Anyway, I'm back, and I hope you stick around.
Directed by: Quentin Tarantino
Last night I had the pleasure of seeing Tarantino's latest with some of my favorite movie pals. While it's a great film, I wouldn't say it's one of his best. It is, however, his most confident and his most talky film. Yes, all his films are filled with an insane amount of dialogue, but this easily takes the cake as it's really better suited as a theater play since 90% of the film takes place inside a cabin and the mystery of who these men really are begins to slowly unfold. In fact, Tarantino is indeed turning this into a play. It honestly feels more like an Agatha Christie mystery that just happens to be set in the old west, during a blizzard, with some clever, witty, and oftentimes hilarious dialogue that keeps things fresh and entertaining 100% of the time.
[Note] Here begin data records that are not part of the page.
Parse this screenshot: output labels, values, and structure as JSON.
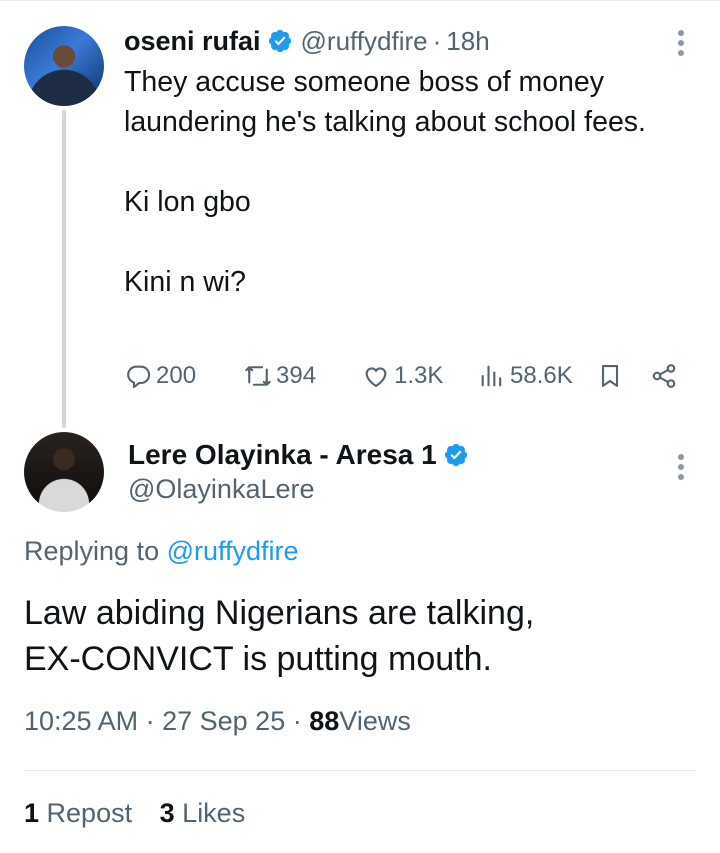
{
  "parent_tweet": {
    "author_name": "oseni rufai",
    "handle": "@ruffydfire",
    "separator": "·",
    "time_ago": "18h",
    "text_lines": [
      "They accuse someone boss of money laundering he's talking about school fees.",
      "Ki lon gbo",
      "Kini n wi?"
    ],
    "actions": {
      "replies": "200",
      "reposts": "394",
      "likes": "1.3K",
      "views": "58.6K"
    },
    "icons": [
      "verified-badge-icon",
      "more-icon",
      "reply-icon",
      "repost-icon",
      "like-icon",
      "views-icon",
      "bookmark-icon",
      "share-icon"
    ]
  },
  "reply_tweet": {
    "author_name": "Lere Olayinka - Aresa 1",
    "handle": "@OlayinkaLere",
    "replying_prefix": "Replying to",
    "replying_to": "@ruffydfire",
    "text_lines": [
      "Law abiding Nigerians are talking,",
      "EX-CONVICT is putting mouth."
    ],
    "time": "10:25 AM",
    "date": "27 Sep 25",
    "separator": "·",
    "views_count": "88",
    "views_label": "Views",
    "reposts_count": "1",
    "reposts_label": "Repost",
    "likes_count": "3",
    "likes_label": "Likes"
  },
  "colors": {
    "text_primary": "#0f1419",
    "text_secondary": "#536471",
    "accent": "#1d9bf0",
    "thread_line": "#cfd9de"
  }
}
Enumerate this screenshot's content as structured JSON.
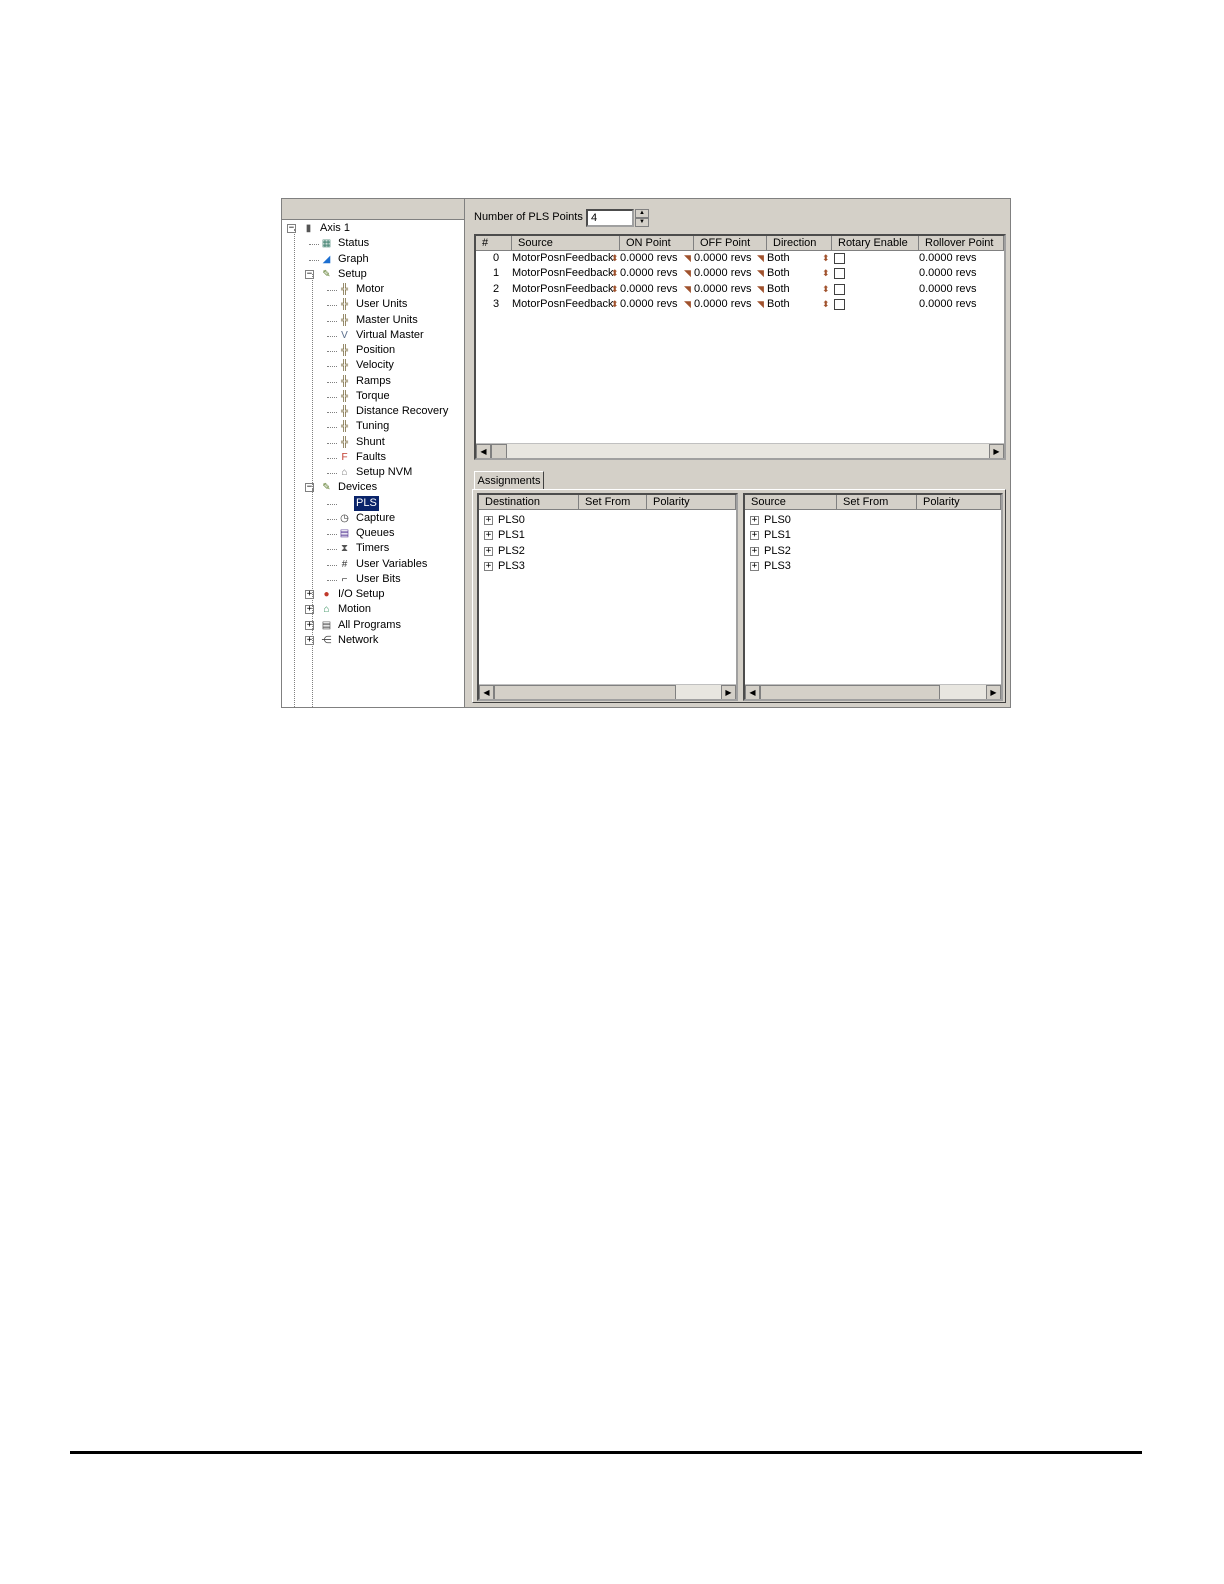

The violence, of what little there is (for a Tarantino film at least), is brutal and badass, and exactly what you've come to expect from QT's films. On a visual level, Tarantino continues to grow, and Hateful Eight is easily his most visually stunning film to date. It's just a shame that most of the best visuals come from the terrain and snow-covered scenery, which only really happens in the first half hour of the film. But, the 70mm Panavision format is strikingly gorgeous, and combined with Ennio Morrricone's stunning score, gives the film a grande look and feel that you just don't see anymore. Unfortunately this 70mm format doesn't work quite as effectively in the rest of the film that takes place inside the claustrophobia of the cabin. It still looks great though, with each shot carefully and meticulously planned, choreographed and executed.
Overall it's a great film experience. Stunning visuals, great score, superb casting (which he also excels at), and a strong narrative that drives the film forward with enough witty and clever dialogue that never comes off as boring or dull. Just be prepared to sit for 3 hours. In terms of script power, I'd put this ahead of Inglorious Bastards, but not better than the Kill Bill's and even True Romance. But that's just me.